Auteur Jean-Pierre Bours
Editeur Hc Editions
Date de parution 30/10/2014
Collection Litterature
ISBN 2357201991
EAN 978-2357201996

Quatrième de couverture:

Dans une Allemagne entre Moyen Âge et Renaissance, dans un monde que se disputent la peste et la lèpre, la famine et la guerre, une mère et sa fille doivent braver leur destin pour tenter de se retrouver.
1500, au cœur de la forêt saxonne, une femme abandonne son enfant avant d’être arrêtée pour sorcellerie.

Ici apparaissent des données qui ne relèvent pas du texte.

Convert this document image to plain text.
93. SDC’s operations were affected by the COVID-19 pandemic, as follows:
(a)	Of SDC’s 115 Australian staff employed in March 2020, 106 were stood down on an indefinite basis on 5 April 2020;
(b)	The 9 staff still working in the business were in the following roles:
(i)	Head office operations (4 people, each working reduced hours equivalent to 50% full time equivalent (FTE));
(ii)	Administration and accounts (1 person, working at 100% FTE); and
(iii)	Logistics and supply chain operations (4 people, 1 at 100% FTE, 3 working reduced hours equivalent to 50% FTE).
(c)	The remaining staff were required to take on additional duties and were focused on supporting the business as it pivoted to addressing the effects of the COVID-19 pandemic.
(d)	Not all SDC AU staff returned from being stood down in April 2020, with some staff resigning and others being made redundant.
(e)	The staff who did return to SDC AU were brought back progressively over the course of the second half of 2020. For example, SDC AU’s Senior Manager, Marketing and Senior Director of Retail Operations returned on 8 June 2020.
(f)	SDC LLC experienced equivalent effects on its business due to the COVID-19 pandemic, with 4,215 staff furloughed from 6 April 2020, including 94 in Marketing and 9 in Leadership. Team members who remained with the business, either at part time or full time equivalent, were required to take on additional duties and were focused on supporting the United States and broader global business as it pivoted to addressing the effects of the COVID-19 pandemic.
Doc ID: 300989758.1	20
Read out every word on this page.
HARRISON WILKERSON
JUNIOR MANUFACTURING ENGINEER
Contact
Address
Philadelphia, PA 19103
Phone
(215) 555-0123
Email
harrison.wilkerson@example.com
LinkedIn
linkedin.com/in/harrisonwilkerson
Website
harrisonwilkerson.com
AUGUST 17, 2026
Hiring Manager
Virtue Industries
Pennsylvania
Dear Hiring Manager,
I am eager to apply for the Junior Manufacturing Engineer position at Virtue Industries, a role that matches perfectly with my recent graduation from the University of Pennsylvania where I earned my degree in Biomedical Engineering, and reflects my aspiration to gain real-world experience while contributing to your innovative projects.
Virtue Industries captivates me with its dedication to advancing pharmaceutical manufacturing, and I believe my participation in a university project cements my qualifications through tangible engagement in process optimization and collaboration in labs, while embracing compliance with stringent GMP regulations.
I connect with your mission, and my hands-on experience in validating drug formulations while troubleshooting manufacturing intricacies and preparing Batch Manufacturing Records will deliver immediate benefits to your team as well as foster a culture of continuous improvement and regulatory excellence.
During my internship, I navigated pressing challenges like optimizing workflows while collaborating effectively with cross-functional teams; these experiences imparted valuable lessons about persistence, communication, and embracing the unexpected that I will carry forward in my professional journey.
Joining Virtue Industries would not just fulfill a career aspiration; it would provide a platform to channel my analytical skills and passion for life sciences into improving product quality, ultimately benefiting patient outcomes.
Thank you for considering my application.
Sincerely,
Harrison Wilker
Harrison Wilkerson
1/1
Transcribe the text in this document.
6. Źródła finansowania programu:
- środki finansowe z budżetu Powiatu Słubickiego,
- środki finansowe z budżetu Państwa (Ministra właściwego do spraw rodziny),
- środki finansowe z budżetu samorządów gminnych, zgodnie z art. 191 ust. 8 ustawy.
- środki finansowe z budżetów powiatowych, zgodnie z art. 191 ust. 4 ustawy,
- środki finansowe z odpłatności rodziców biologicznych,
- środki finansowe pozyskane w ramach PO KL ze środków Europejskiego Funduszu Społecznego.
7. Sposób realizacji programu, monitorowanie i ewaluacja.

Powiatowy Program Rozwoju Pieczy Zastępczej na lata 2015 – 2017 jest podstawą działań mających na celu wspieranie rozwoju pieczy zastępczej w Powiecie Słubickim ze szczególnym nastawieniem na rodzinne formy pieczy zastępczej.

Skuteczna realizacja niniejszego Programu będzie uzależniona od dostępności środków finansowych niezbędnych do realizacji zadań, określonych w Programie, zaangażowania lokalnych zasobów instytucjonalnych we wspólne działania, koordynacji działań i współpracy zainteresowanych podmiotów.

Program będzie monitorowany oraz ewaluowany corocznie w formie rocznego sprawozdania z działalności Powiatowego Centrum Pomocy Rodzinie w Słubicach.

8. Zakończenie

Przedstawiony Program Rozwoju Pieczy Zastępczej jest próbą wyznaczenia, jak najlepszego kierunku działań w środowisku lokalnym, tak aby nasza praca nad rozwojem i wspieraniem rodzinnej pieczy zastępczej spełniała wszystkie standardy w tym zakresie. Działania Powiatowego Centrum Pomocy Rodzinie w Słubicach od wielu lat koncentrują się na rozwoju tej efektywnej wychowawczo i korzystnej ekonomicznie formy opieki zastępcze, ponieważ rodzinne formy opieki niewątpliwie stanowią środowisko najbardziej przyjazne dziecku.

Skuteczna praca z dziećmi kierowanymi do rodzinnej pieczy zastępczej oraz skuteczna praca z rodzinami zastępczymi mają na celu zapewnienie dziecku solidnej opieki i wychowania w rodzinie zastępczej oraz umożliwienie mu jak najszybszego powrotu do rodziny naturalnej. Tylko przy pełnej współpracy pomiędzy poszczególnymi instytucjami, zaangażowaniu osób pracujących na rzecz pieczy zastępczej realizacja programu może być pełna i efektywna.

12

Quinze ans plus tard, alors que les premiers feux de la Renaissance et de la Réforme commencent à briller sur Wittenberg, la jeune Gretchen ne sait pas encore que la quête de son identité l’amènera à croiser ceux qui sont en train d’écrire l’histoire, qu’il s’agisse de Luther, de Cranach ou du très mystérieux docteur Faust…

L’avis des sorcières:

Nous avons reçu ce livre dans le cadre des téléchargement (10) de Babelio et nous les remercions ainsi que Hc éditions

 

Tout commence lorsqu’Eva Mathis très belle jeune femme doit abandonner son bébé dans une église car elle est poursuivit. Elle sauve son enfant mais se fait arrêter pour sorcellerie.

Quinze ans après Margaret, une jeune fille d’un petit village allemand, vie heureuse dans une famille aisée. Entourée de son père, sa mère et son frère et sa sœur, elle s’initie à l’art d’être sage-femme, apprend à lire, découvre des artistes grâce à son amie Freia.  Mais en ces temps troublés, l’arrivée de la peste va détruire le calme du village.

Margaret perdra ses parents et par la même son insouciance brisé par une révélation faite par son frère.  Elle sera aussi troublée par le mystérieux docteur Faust.

Ici c’est Méphistophélès qui raconte l’histoire à Dieu.  Il est très présent tout au long de l’histoire, tapis dans l’ombre des plus grands.

L’écriture n’est pas linéaire. On alterne un chapitre sur Eva en 1500 et un chapitre sur Margaret environ quinze ans plus tard. Cela ne me gêne pas mais certains lecteurs peuvent être agacés par ce procédé.  Les chapitres sont de longueurs inégales et j’avoue que dans la seconde partie j’en ai trouvé certain trop long.

La deuxième partie, parlons en justement. L’arrivée des protagonistes dans la grande ville de Wittenberg amorce un grand changement pour eux d’autant que la ville est en plein essor notamment grâce à la présence de Martin Luther et Lucas Cranach. Etrangement cette partie m’a paru très longue alors que cette nouvelle vie apporte un tourbillon de changement. Nouveau logement, nouveaux métiers, nouvelles connaissances.  Mais il y a de long passage historique, qui bien qu’intéressant d’une certaine manière font trainer en longueur l’histoire. Dommage car après une centaine de pages l’histoire repart.

J’ai aimé croiser des personnages historiques tout en étant horrifier par certaines scènes un peu dur (à l’époque les accouchements n’était jamais facile et la question surement pas une partie de plaisir). Le renvoie régulier en bas de page m’ont appris des choses et donné envie de voir certains tableaux cité. L’auteur s’est documenté et cela se sent.

Ici pas de sorcières aux pouvoirs magiques extravagants mais celles qui collent plus à la réalité : des femmes de savoirs qui dérangeaient et qu’on a essayé d’évincer, par peur ou jalousie en les faisant passer à la question.

L’histoire en elle-même m’a plu. J’ai suivie avec plaisir la vie de Margaret et j’ai souffert avec Eva dans sa cellule. Certains personnages m’ont parue de trop comme Ulrika la sœur de Margaret mais elle permet de montrer à quel point le clergé était corrompu.

Maintenant j’ai très envie de découvrir Faust de Goethe 🙂

Tu vois, expliquait Freia, personne n’est un lys ou une ciguë. Nul n’est totalement bon ou uniformément bon ou uniformément mauvais. En chacun de nous – même toi ! – s’affrontent les forces bénéfiques et maléfiques ; il appartient à chacun d’entre nous de faire taire les secondes et d’épanouir les premières.